Yes, yes. I know I've reviewed her books before, but the only other book I am reading, in preparation for a talk I am giving to a hospice group, relates to dying with dignity. This book was an interesting read. As always, there are twists and turns and the unexpected for the reader.
I've tried various authors, as my faithful followers know. I have come to the conclusion that I will never read Steven King again. Not since the death of my parents can I deal with the gruesomeness of his work.
My good family friend, who turned 78 last month, told me that she taught a young man who was pretty sick, gruesomely so. Clear as day she recalled horrible incidences in the life of this seriously ill young person, who went on to find a career in writing violent, gruesome, twisted mystery novels.

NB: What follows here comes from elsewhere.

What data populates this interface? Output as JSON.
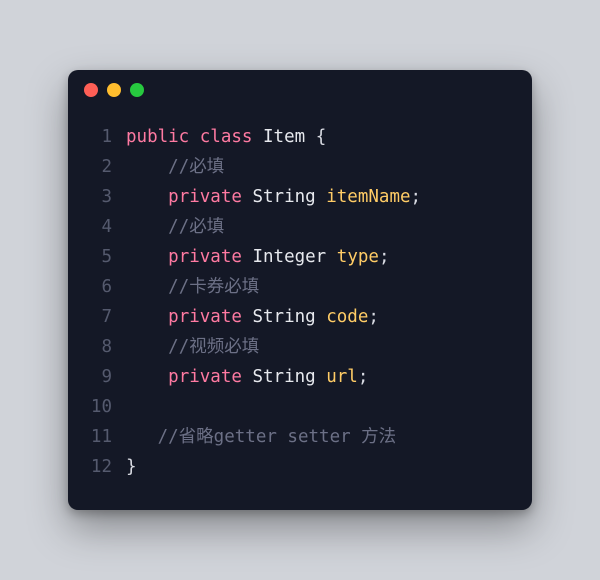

Our friend has vascular dementia, and cannot recall anything on a short-term basis, but she tells wonderful stories about her childhood, her youth, her adult working life as an early childhood educator and teacher, all the same. She reminded me of my teaching days. You meet children you wonder about, and fear for their futures. What struck me about her story related to this novel. What struck me was that, unlike dementia patients, he knows what he doesn't know, and this seems fitting with the current amount of information available to family members.